In Roman Holiday, you can’t see it in the final print, but she spent her time in Rome a duck out of water. William Wyler wrenched that performance out of—and created—Audrey Hepburn. She was clay; he molded the clay. “He discovered me and nurtured me,” said Audrey of Wyler. “He was very protective of me.” Thirteen years and 13 pictures later they reunited for How to Steal a Million, the story of Nicole, who hails from a line of art forgers. She must find a way to steal her grandfather’s knockoff of Cellini’s Venus from the Kléber-Lafayette Museum before it can be examined and proved a fake. Peter O’Toole plays Simon, her unlikely but highly competent confederate and love interest.
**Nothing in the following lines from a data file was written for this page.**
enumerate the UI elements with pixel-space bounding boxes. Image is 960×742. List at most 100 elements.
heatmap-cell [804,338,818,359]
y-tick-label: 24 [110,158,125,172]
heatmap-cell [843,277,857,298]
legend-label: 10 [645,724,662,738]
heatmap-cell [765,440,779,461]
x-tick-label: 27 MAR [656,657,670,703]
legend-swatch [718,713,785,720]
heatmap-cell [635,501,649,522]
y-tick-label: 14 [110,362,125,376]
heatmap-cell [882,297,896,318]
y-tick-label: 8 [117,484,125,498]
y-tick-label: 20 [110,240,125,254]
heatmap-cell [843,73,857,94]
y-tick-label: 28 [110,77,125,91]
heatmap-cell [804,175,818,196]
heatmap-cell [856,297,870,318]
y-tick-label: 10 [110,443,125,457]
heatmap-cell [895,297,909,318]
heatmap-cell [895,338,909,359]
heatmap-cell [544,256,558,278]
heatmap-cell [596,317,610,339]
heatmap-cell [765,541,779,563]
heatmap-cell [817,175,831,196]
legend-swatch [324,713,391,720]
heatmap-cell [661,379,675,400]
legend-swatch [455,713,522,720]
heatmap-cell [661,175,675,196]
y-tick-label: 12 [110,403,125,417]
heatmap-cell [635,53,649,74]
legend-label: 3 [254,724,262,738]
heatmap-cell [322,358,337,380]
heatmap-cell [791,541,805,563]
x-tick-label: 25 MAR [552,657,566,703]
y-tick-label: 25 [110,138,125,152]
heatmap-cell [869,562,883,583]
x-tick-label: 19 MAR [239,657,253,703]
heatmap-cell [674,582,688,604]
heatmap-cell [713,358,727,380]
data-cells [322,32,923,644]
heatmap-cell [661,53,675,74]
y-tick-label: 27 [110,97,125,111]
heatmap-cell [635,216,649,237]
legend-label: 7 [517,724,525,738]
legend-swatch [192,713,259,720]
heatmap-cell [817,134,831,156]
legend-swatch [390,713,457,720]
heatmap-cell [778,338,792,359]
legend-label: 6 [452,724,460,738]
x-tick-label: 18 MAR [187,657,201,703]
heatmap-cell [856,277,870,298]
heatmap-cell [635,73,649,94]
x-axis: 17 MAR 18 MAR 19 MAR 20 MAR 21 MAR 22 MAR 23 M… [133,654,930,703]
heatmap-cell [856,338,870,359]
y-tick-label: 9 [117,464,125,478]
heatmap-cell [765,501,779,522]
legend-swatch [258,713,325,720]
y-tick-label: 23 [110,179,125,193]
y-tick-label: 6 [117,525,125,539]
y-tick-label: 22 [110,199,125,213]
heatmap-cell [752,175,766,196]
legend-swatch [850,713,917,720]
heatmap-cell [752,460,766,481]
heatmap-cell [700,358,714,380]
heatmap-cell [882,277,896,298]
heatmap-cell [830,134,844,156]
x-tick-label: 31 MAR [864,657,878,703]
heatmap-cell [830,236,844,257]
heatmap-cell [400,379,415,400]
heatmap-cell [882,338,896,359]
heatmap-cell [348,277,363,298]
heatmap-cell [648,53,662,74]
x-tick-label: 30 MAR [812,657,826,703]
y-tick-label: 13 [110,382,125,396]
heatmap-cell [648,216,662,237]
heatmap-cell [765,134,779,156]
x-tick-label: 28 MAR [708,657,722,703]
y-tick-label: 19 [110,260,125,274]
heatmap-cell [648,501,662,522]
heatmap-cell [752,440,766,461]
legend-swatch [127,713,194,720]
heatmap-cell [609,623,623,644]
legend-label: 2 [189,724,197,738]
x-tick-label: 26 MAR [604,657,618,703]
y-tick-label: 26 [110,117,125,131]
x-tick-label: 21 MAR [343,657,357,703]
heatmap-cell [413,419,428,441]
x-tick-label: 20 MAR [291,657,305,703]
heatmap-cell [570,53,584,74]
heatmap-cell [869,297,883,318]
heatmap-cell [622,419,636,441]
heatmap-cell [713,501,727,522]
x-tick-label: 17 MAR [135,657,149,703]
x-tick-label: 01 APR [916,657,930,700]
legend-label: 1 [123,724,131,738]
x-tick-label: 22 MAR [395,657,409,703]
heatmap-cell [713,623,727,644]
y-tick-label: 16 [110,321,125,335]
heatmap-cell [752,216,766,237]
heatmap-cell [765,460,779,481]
Watching these two in this story is like sitting down and eating an entire Whitman Sampler without worrying about getting fat. It’s a treat, it’s delicious, and you just let yourself go. The story is charming; the characters are charming; the actors are charming. Every exterior is spectacular because it’s Paris—Notre Dame, the Latin Quarter, the Seine, the Louvre, the Musée Carnavalet.
And that dialogue, just, Wow. Nicole mentions that she’s going on a date with a rich American art collector. Her father—an art forger like his father—says offhandedly that he had sold this American a Toulouse Lautrec painting. Alarmed, she says, “Your Lautrec or Lautrec’s Lautrec?” He replies, “Mine, naturally.” When she groans, he grows offended: “Are you implying that my Lautrec is in any way inferior?” Bug-eyed Hugh Griffith is such a grand actor and perfect as her father the forger.
During the heist, Nicole is to dress as a scrubwoman, and when she asks why, Simon, her confederate, says dryly, “Well, for one thing, it gives Givenchy the night off.” Hubert de Givenchy, of course, being Audrey Hepburn’s designer of choice. In this picture, he created 24 outfits for her, none so spectacular as the black number with a black lace eye mask that’s featured on the cover of Meghan Friedlander’s excellent book, Audrey Hepburn in Paris (with an introduction by my pal Luca Dotti).
There are a few clinker moments in How to Steal a Million, some bits of business that fall flat, just a little here and there, like when you think you’re biting into a buttercream and it turns out to be lemon instead. These bits hint to me that Wyler wasn’t sure he was getting gold when time proves he was. Don’t cheapen the proceedings, Willy. Just create your masterpiece.

Word to the wise: Don’t get How to Steal a Million confused with a clinker of a picture Audrey had made three years earlier called Paris When It Sizzles. Yikes what a disaster that one was. When your leading man (William Holden) has been carrying a torch for you for 10 years and you’re married with an omnipresent husband, that’s bad. When the leading man shows up drunk to the set most days, requiring an eventual intervention, that’s worse. And Holden was just one of the problems plaguing production to the extent that Paramount Pictures hid the final cut in the vault for two years with the knowledge that when they were forced to kick it out of the nest and into the world, Paris was going to fizzle. And it did.